Both the peculiarities of the Pyrenean landscape and the geographical location of the Pyrenees on the periphery of Spain and France have given their history a very particular shape and texture. On various occasions the mountains have constituted a border between life and death for the refugees, heretics, and dissidents who have crossed from one side to the other to escape war or persecution in accordance with the shifting currents of French, Spanish, and European history. For centuries the Pyrenees constituted the physical dividing line between European Christendom and Islamic Iberia—and the main point of entry for the Christian medieval scholars, monks, and pilgrims who passed through them in search of knowledge or salvation.

Far from being a land apart, the Pyrenees belong very firmly to the histories of the two great states on either side of them, and also to the stream of European and world history. Evidence of these interactions can be found all over the mountains: in ancient images painted on cave walls; in cemeteries containing medieval pilgrims along the Santiago de Compostela pilgrimage route; in inscriptions written on tombstones in remote mountain villages; in festivals where villagers dress up as bears and virgins; in the delicate stone carving of two angels carrying the Greek letters for the first two letters of Jesus’s name on a twelfth-century Romanesque church built by the people of Assouste for the Santiago de Compostela pilgrimage; in the Royalist fleur-de-lys inscribed in lintels that were hammered flat after the Revolution; in the Vive followed by householders’ names in Bearnese villages of the sixteenth and eighteenth centuries; in the bizarre sculptures of a man exposing his penis and a woman lifting her skirts that can be found in a church in a village in the Vallée d’Ossau; in abandoned railway lines in the high mountains; in shepherds’ huts and remote hermitages; in commemorative plaques, monuments, and “landscapes of memory” that recall dangerous wartime crossings, flights to freedom, battles, wars, and legendary generals.

It is difficult to think of any mountain range in the world that is so steeped in the past and has been visited so often by the currents of world history. Far from being a land apart, the Pyrenees are a mirror of our world, with all its follies, tragedies, cruelties, and absurdities. The history of the Pyrenees is also a case study in the imaginative creation of a landscape and the different ways in which human beings have projected their fears, desires, and cultural assumptions onto the natural world—and onto mountain landscapes in particular. Artists, poets, and writers have all responded to the peculiarities of the Pyrenean landscape. Some came to the mountains to sculpt and paint and have left their mark on the landscape in the form of carvings, paintings, frescos, and churches of exquisite beauty. Others brought back images and descriptions to the outside world, which became part of the imaginative reinvention of the Pyrenees from the eighteenth century onward.

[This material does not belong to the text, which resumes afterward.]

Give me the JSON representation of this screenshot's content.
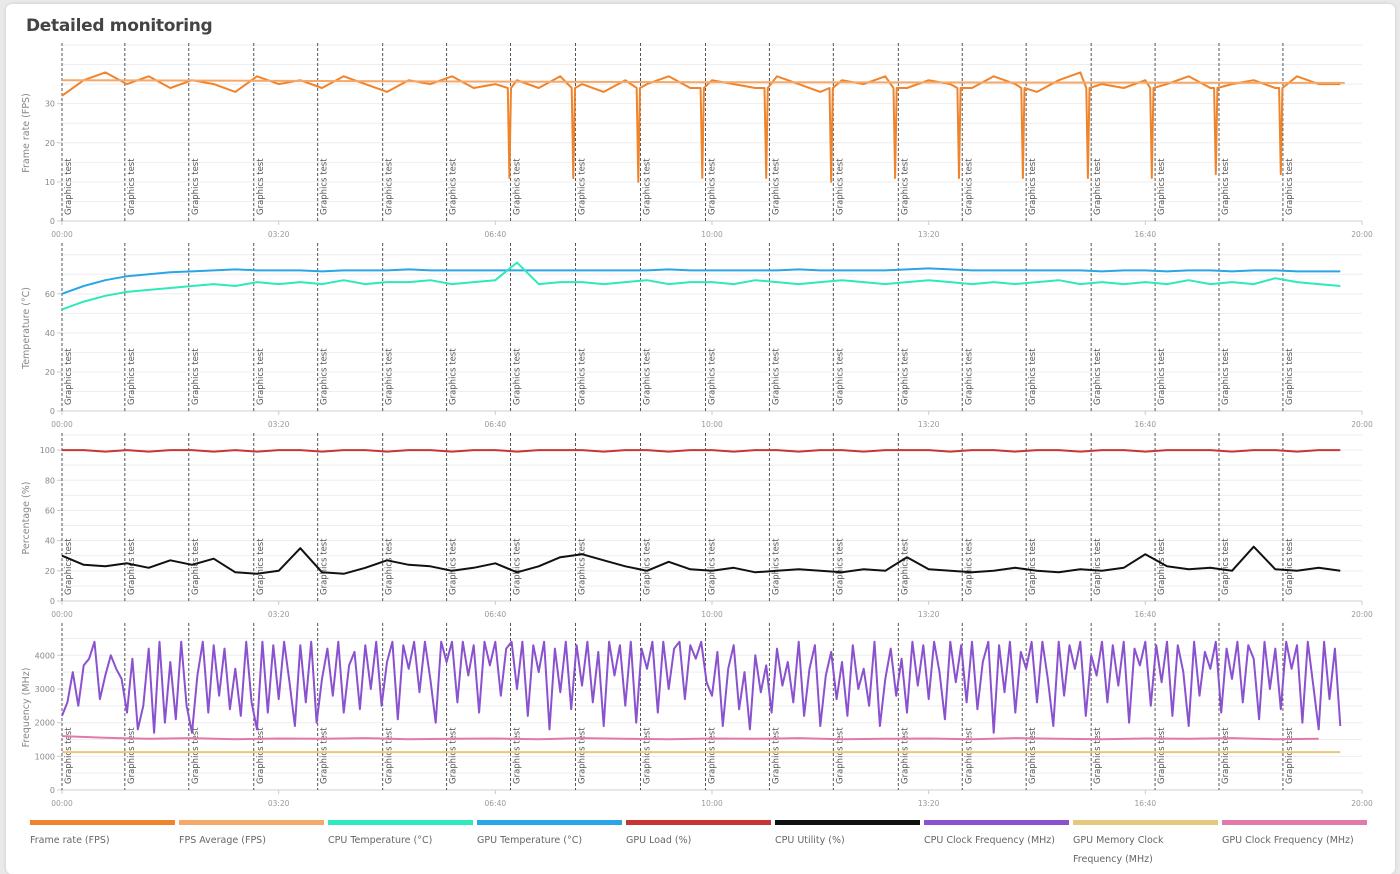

In the same period scientists, climbers, and explorers began to penetrate the Pyrenees. Their journeys and explorations broke down the myths, fables, and ignorance that had surrounded the mountains for centuries, and their writings also became part of the “discovery” of the Pyrenees by the modern world. Tourists and travelers; Picasso and Charles Rennie Mackintosh; Leon Trotsky and Rudyard Kipling; visitors to Pyrenean spa towns; Catalan nationalist poets and hikers; French cyclists on the Tour de France; esoteric Nazi researchers in search of the lost treasures of the Cathars; smugglers and shepherds—all these visitors have left the footprints that this book will now follow.